## Unsupervised Learning with Quantum Speedup
This notebook is an example of unsupervised learning on a quantum computer. The data used are from the iris data set.

Both classical and quantum methods are used to classify the iris dataset. First, the classical k-means clustering algorithm is implemented. Second, the max-cut problem is mapped to an Ising Hamiltonian and solved using QAOA. The [edX](https://www.edx.org) quantum machine learning course [[1](#1)], a kaggle tutorial [[2](#2)] on k-means, a qiskit tutorial [[3](#3)] on max-cut, and the paper *Unsupervised Machine Learning on a Hybrid Quantum Computer* [[4](#4)] were helpful aids in constructing this notebook and make for interesting reading.

In [1]:
import numpy as np
import pandas as pd
import seaborn as sns
import matplotlib.pyplot as plt
from mpl_toolkits.mplot3d import Axes3D
%matplotlib inline

from sklearn.cluster import KMeans

In [2]:
# Import Iris dataset
df = pd.read_csv('Data/iris.csv')
df.drop(["Id"],axis=1,inplace=True)
df.head()

Unnamed: 0,SepalLengthCm,SepalWidthCm,PetalLengthCm,PetalWidthCm,Species
0,5.1,3.5,1.4,0.2,Iris-setosa
1,4.9,3.0,1.4,0.2,Iris-setosa
2,4.7,3.2,1.3,0.2,Iris-setosa
3,4.6,3.1,1.5,0.2,Iris-setosa
4,5.0,3.6,1.4,0.2,Iris-setosa


Let's look at the data by species to get an idea of how we expect the classical and quantum algorithms to classify the data. Since the quantum computer will be simulated on my laptop, <strong>let's reduce the dataset</strong> for a faster run time.

In [None]:
# Generate subset of data with fewer data points
df_sub = df.iloc[::15,:].reset_index(drop=True)

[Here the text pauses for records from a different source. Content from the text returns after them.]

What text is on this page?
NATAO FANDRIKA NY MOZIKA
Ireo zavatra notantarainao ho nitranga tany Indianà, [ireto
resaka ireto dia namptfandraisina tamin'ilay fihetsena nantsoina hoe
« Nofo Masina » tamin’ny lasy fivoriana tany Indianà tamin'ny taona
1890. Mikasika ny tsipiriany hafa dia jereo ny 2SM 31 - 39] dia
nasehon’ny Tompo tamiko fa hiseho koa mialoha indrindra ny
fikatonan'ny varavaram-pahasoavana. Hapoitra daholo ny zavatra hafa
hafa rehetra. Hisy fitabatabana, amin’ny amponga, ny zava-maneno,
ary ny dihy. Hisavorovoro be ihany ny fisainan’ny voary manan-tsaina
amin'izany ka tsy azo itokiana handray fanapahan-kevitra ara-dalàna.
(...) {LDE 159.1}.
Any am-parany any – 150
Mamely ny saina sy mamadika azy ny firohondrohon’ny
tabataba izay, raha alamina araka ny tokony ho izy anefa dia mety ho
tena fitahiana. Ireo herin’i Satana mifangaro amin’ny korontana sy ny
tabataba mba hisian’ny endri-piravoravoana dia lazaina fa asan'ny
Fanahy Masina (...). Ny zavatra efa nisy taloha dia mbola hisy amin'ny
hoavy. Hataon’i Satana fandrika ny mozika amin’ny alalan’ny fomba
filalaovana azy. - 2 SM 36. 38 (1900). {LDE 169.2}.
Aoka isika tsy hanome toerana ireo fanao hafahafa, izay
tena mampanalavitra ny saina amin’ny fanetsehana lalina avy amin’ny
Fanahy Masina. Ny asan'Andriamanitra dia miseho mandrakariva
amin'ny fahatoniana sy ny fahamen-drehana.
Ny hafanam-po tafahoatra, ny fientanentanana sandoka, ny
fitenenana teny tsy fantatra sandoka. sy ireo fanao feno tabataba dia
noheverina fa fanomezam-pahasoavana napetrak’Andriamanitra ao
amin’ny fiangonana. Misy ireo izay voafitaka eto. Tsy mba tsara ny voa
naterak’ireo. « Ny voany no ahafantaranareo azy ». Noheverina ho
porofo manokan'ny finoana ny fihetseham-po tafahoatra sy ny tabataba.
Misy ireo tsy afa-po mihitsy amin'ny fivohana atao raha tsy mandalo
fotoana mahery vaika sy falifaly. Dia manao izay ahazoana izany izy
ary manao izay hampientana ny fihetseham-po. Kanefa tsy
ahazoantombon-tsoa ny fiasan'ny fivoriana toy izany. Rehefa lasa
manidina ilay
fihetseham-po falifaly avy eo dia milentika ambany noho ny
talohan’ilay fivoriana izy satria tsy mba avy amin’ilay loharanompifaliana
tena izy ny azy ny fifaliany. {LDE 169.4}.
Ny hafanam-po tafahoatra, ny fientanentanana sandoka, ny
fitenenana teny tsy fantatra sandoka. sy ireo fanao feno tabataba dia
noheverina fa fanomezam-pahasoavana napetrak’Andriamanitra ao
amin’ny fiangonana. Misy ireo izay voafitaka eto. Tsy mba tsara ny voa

# Constrain data to only 2 species
df_sub = df_sub.loc[(df_sub['Species'] == 'Iris-setosa') | (df_sub['Species'] == 'Iris-versicolor')]

# View data with known labels as a control to compare future classifications done by k-means and max-cut
sns.pairplot(data=df_sub,hue="Species",palette="husl")
plt.show()

# A Classical Approach
The k-means algorithm is a unsupervised machine learning method. K-means will cluster data into k groups based on minimizing each cluster's sum-of-sqaures also known as inertia

$$
\sum_{i=0}^{n} \min_{u_j \in C}(\lvert\lvert x_i - u_j\rvert\rvert^2)
$$

where $\mu_j$ is the mean of the jth cluster within the set $C$ of clusters.
(see scikit-learn's [clustering userguide](https://scikit-learn.org/stable/modules/clustering.html#k-means) for more details). The optimal number of clusters k is known for this data ($k=2$) since the reduced dataset only contains two species. However, we will predent that is unknown. Comparison between the actual species label and how k-means clusters the data will be a performance metric for this and the quantum approach. Since the optimal k is unknown, let's use the [elbow rule](https://en.wikipedia.org/wiki/Elbow_method_(clustering)) to determine the optimal k.

In [None]:
# Use k-means as classical unsupervised learning method (compare to quantum method later)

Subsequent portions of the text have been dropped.